Nell’area del Sulcis, cuore industriale e minerario del sud-ovest sardo, si è concretizzata una complessa operazione delle forze dell’ordine, orchestrata dai Carabinieri del Comando Provinciale di Cagliari, volta a smantellare un’organizzazione criminale dedita a una serie di attività illecite contro il patrimonio.
L’azione, scaturita da un’indagine approfondita condotta sotto la direzione della Procura di Cagliari, ha portato all’esecuzione di sette distinti provvedimenti cautelari, tra cui collocamenti in custodia cautelare in carcere, nei confronti di un gruppo di individui ritenuti i principali artefici di un’attività delinquenziale strutturata e radicata nel territorio.
L’operazione, avviata all’alba, ha coinvolto un ingente dispiegamento di risorse, testimonianza della gravità dei reati contestati e della complessità dell’organizzazione smantellata.
Oltre ottanta Carabinieri provenienti dalle stazioni locali, supportati dall’unità specializzata Squadrone Eliportato Cacciatori Sardegna, dai Nuclei Cinofili dell’Arma, e dall’11/o Nucleo Elicotteri di Cagliari, hanno partecipato attivamente all’esecuzione dei provvedimenti, garantendo la massima efficacia e sicurezza dell’intervento.
Le indagini, protrattesi nel tempo, hanno permesso di ricostruire un quadro dettagliato di un’associazione criminale operante nell’area di Carbonia, responsabile di una escalation di furti e atti vandalici che hanno destabilizzato la comunità locale e causato ingenti danni economici.

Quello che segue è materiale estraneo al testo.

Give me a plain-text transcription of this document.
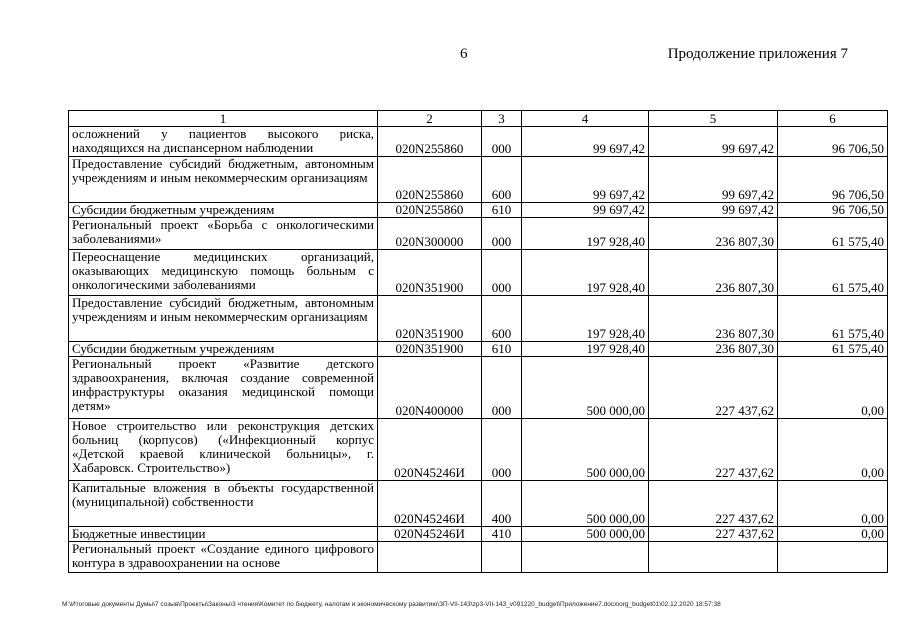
6	Продолжение приложения 7
1	2	3	4	5	6
осложнений у пациентов высокого риска, находящихся на диспансерном наблюдении	020N255860	000	99 697,42	99 697,42	96 706,50
Предоставление субсидий бюджетным, автономным учреждениям и иным некоммерческим организациям	020N255860	600	99 697,42	99 697,42	96 706,50
Субсидии бюджетным учреждениям	020N255860	610	99 697,42	99 697,42	96 706,50
Региональный проект «Борьба с онкологическими заболеваниями»	020N300000	000	197 928,40	236 807,30	61 575,40
Переоснащение медицинских организаций, оказывающих медицинскую помощь больным с онкологическими заболеваниями	020N351900	000	197 928,40	236 807,30	61 575,40
Предоставление субсидий бюджетным, автономным учреждениям и иным некоммерческим организациям	020N351900	600	197 928,40	236 807,30	61 575,40
Субсидии бюджетным учреждениям	020N351900	610	197 928,40	236 807,30	61 575,40
Региональный проект «Развитие детского здравоохранения, включая создание современной инфраструктуры оказания медицинской помощи детям»	020N400000	000	500 000,00	227 437,62	0,00
Новое строительство или реконструкция детских больниц (корпусов) («Инфекционный корпус «Детской краевой клинической больницы», г. Хабаровск. Строительство»)	020N45246И	000	500 000,00	227 437,62	0,00
Капитальные вложения в объекты государственной (муниципальной) собственности	020N45246И	400	500 000,00	227 437,62	0,00
Бюджетные инвестиции	020N45246И	410	500 000,00	227 437,62	0,00
Региональный проект «Создание единого цифрового контура в здравоохранении на основе					
M:\Итоговые документы Думы\7 созыв\Проекты\Законы\3 чтения\Комитет по бюджету, налогам и экономическому развитию\ЗП-VII-143\zp3-VII-143_v091220_budget\Приложение7.docx\org_budget01\02.12.2020 18:57:38
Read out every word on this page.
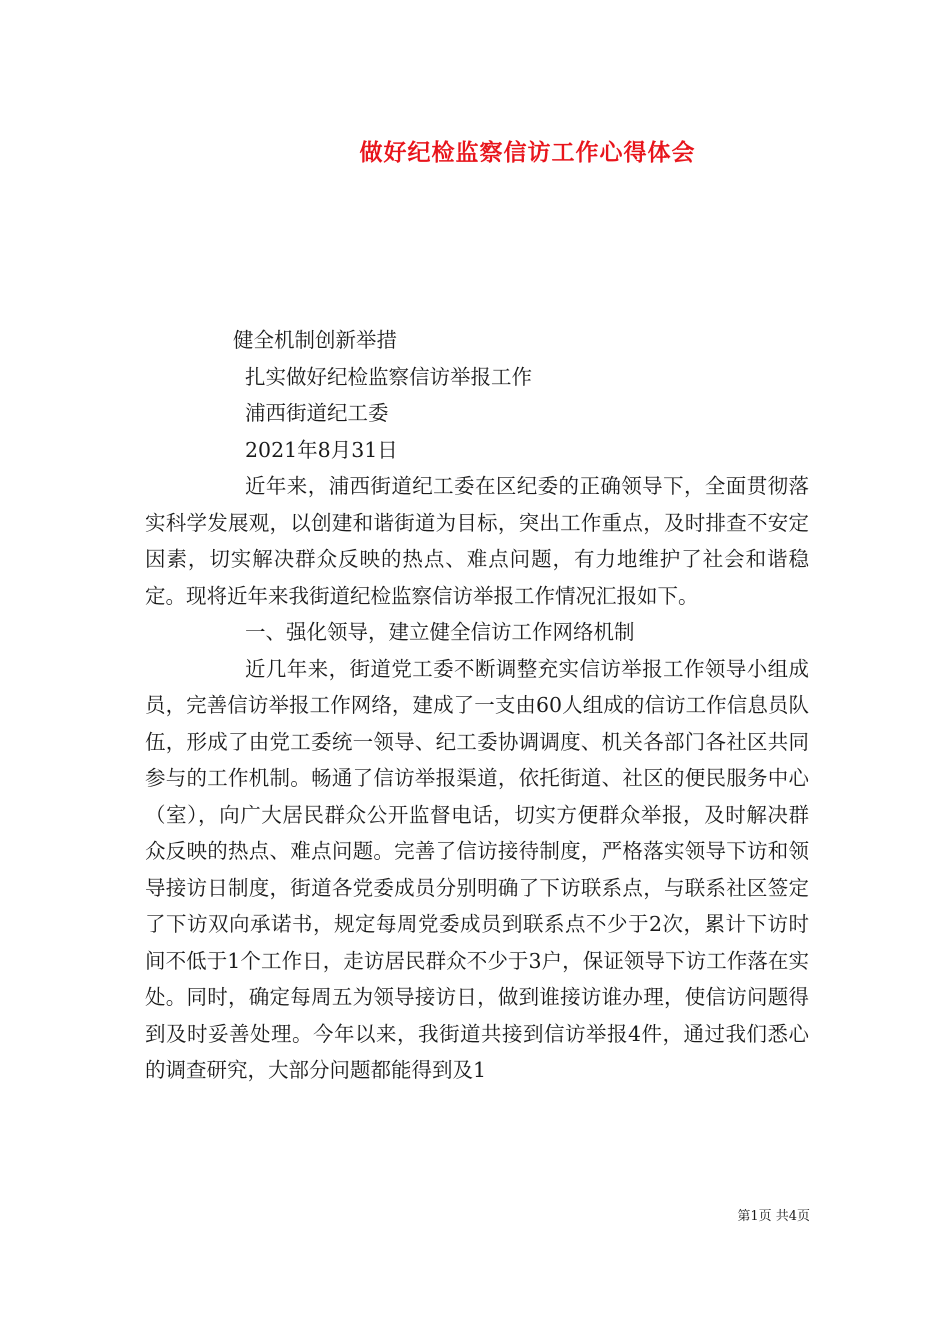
做好纪检监察信访工作心得体会

健全机制创新举措

扎实做好纪检监察信访举报工作

浦西街道纪工委

2021年8月31日

近年来，浦西街道纪工委在区纪委的正确领导下，全面贯彻落实科学发展观，以创建和谐街道为目标，突出工作重点，及时排查不安定因素，切实解决群众反映的热点、难点问题，有力地维护了社会和谐稳定。现将近年来我街道纪检监察信访举报工作情况汇报如下。

一、强化领导，建立健全信访工作网络机制

近几年来，街道党工委不断调整充实信访举报工作领导小组成员，完善信访举报工作网络，建成了一支由60人组成的信访工作信息员队伍，形成了由党工委统一领导、纪工委协调调度、机关各部门各社区共同参与的工作机制。畅通了信访举报渠道，依托街道、社区的便民服务中心（室），向广大居民群众公开监督电话，切实方便群众举报，及时解决群众反映的热点、难点问题。完善了信访接待制度，严格落实领导下访和领导接访日制度，街道各党委成员分别明确了下访联系点，与联系社区签定了下访双向承诺书，规定每周党委成员到联系点不少于2次，累计下访时间不低于1个工作日，走访居民群众不少于3户，保证领导下访工作落在实处。同时，确定每周五为领导接访日，做到谁接访谁办理，使信访问题得到及时妥善处理。今年以来，我街道共接到信访举报4件，通过我们悉心的调查研究，大部分问题都能得到及1

第1页 共4页
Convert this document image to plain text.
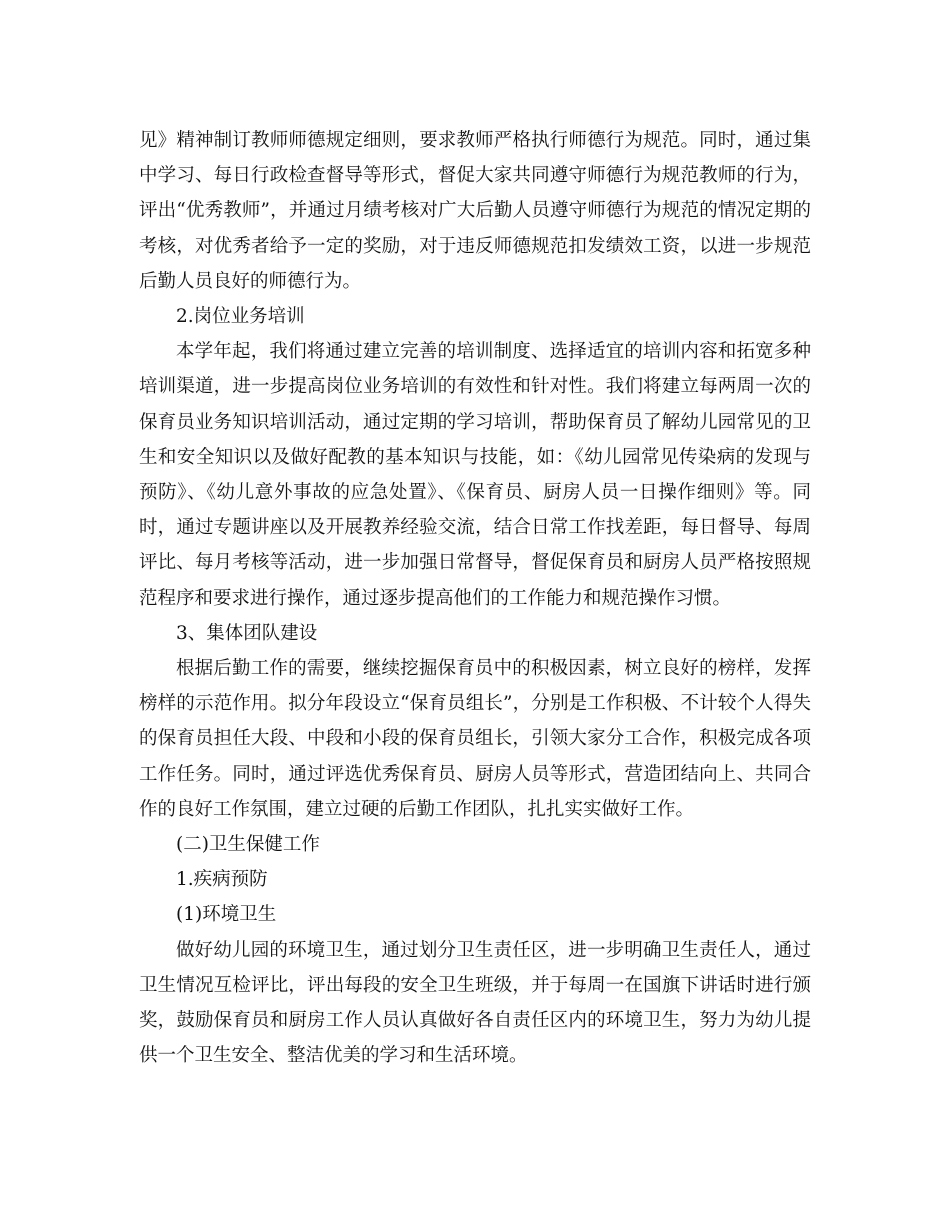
见》精神制订教师师德规定细则，要求教师严格执行师德行为规范。同时，通过集中学习、每日行政检查督导等形式，督促大家共同遵守师德行为规范教师的行为，评出“优秀教师”，并通过月绩考核对广大后勤人员遵守师德行为规范的情况定期的考核，对优秀者给予一定的奖励，对于违反师德规范扣发绩效工资，以进一步规范后勤人员良好的师德行为。

2.岗位业务培训

本学年起，我们将通过建立完善的培训制度、选择适宜的培训内容和拓宽多种培训渠道，进一步提高岗位业务培训的有效性和针对性。我们将建立每两周一次的保育员业务知识培训活动，通过定期的学习培训，帮助保育员了解幼儿园常见的卫生和安全知识以及做好配教的基本知识与技能，如：《幼儿园常见传染病的发现与预防》、《幼儿意外事故的应急处置》、《保育员、厨房人员一日操作细则》等。同时，通过专题讲座以及开展教养经验交流，结合日常工作找差距，每日督导、每周评比、每月考核等活动，进一步加强日常督导，督促保育员和厨房人员严格按照规范程序和要求进行操作，通过逐步提高他们的工作能力和规范操作习惯。

3、集体团队建设

根据后勤工作的需要，继续挖掘保育员中的积极因素，树立良好的榜样，发挥榜样的示范作用。拟分年段设立“保育员组长”，分别是工作积极、不计较个人得失的保育员担任大段、中段和小段的保育员组长，引领大家分工合作，积极完成各项工作任务。同时，通过评选优秀保育员、厨房人员等形式，营造团结向上、共同合作的良好工作氛围，建立过硬的后勤工作团队，扎扎实实做好工作。

(二)卫生保健工作

1.疾病预防

(1)环境卫生

做好幼儿园的环境卫生，通过划分卫生责任区，进一步明确卫生责任人，通过卫生情况互检评比，评出每段的安全卫生班级，并于每周一在国旗下讲话时进行颁奖，鼓励保育员和厨房工作人员认真做好各自责任区内的环境卫生，努力为幼儿提供一个卫生安全、整洁优美的学习和生活环境。
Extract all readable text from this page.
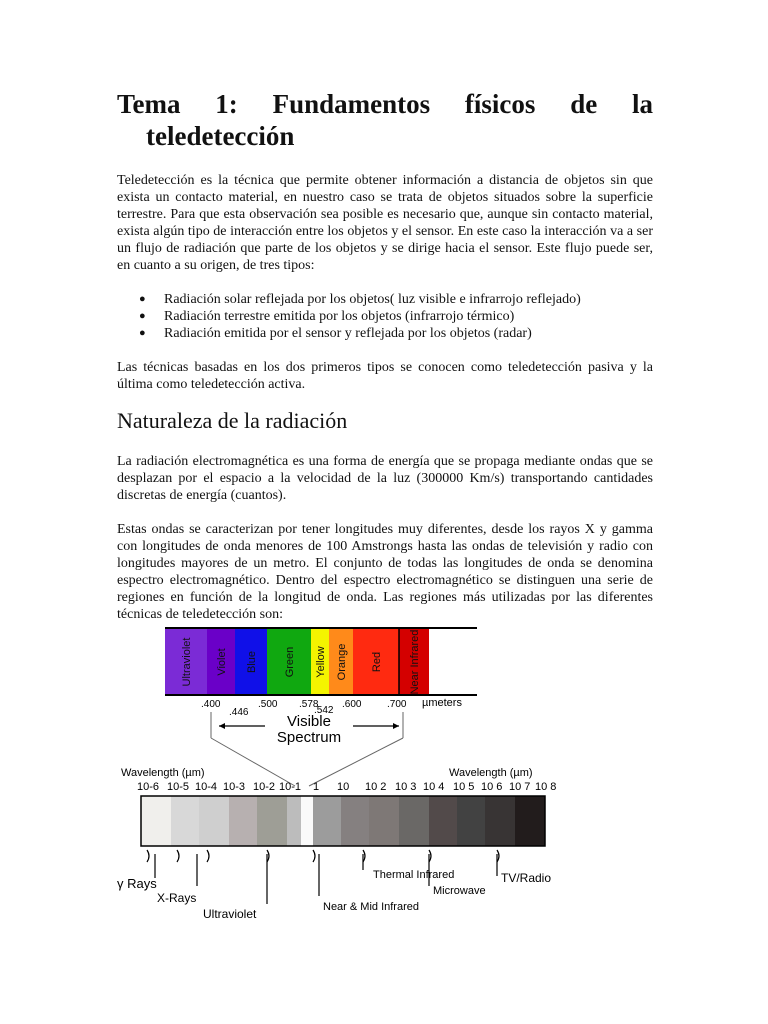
Tema 1: Fundamentos físicos de la
teledetección

Teledetección es la técnica que permite obtener información a distancia de objetos sin que exista un contacto material, en nuestro caso se trata de objetos situados sobre la superficie terrestre. Para que esta observación sea posible es necesario que, aunque sin contacto material, exista algún tipo de interacción entre los objetos y el sensor. En este caso la interacción va a ser un flujo de radiación que parte de los objetos y se dirige hacia el sensor. Este flujo puede ser, en cuanto a su origen, de tres tipos:

● Radiación solar reflejada por los objetos( luz visible e infrarrojo reflejado)
● Radiación terrestre emitida por los objetos (infrarrojo térmico)
● Radiación emitida por el sensor y reflejada por los objetos (radar)

Las técnicas basadas en los dos primeros tipos se conocen como teledetección pasiva y la última como teledetección activa.

Naturaleza de la radiación

La radiación electromagnética es una forma de energía que se propaga mediante ondas que se desplazan por el espacio a la velocidad de la luz (300000 Km/s) transportando cantidades discretas de energía (cuantos).

Estas ondas se caracterizan por tener longitudes muy diferentes, desde los rayos X y gamma con longitudes de onda menores de 100 Amstrongs hasta las ondas de televisión y radio con longitudes mayores de un metro. El conjunto de todas las longitudes de onda se denomina espectro electromagnético. Dentro del espectro electromagnético se distinguen una serie de regiones en función de la longitud de onda. Las regiones más utilizadas por las diferentes técnicas de teledetección son:

Ultraviolet Violet Blue Green Yellow Orange Red Near Infrared
.400
.446
.500 .578
.542
.600	.700 µmeters
Visible
Spectrum
Wavelength (µm)	Wavelength (µm)
10-6 10-5 10-4 10-3 10-2 10-1 1 10 10 2 10 3 10 4 10 5 10 6 10 7 10 8
γ Rays
X-Rays
Ultraviolet	Near & Mid Infrared
Thermal Infrared
Microwave
TV/Radio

L’associazione, caratterizzata da una struttura gerarchica e un’organizzazione interna ben definita, mirava a sfruttare le vulnerabilità del territorio per massimizzare i profitti illeciti.
L’attività delle forze dell’ordine non si è limitata alla mera repressione dei reati commessi, ma ha avuto come obiettivo primario la disarticolazione della struttura criminale, al fine di prevenire ulteriori episodi delittuosi e restituire sicurezza alla popolazione.
La natura delle accuse, specificamente l’associazione a delinquere finalizzata alla commissione di reati contro il patrimonio, sottolinea l’intenzione di perseguire con la massima severità i responsabili, non solo per i singoli furti commessi, ma anche per il ruolo di leadership e organizzativo ricoperto all’interno dell’associazione.
L’operazione rappresenta un segnale forte nella lotta alla criminalità organizzata e un impegno concreto delle istituzioni a tutelare il patrimonio e la sicurezza dei cittadini.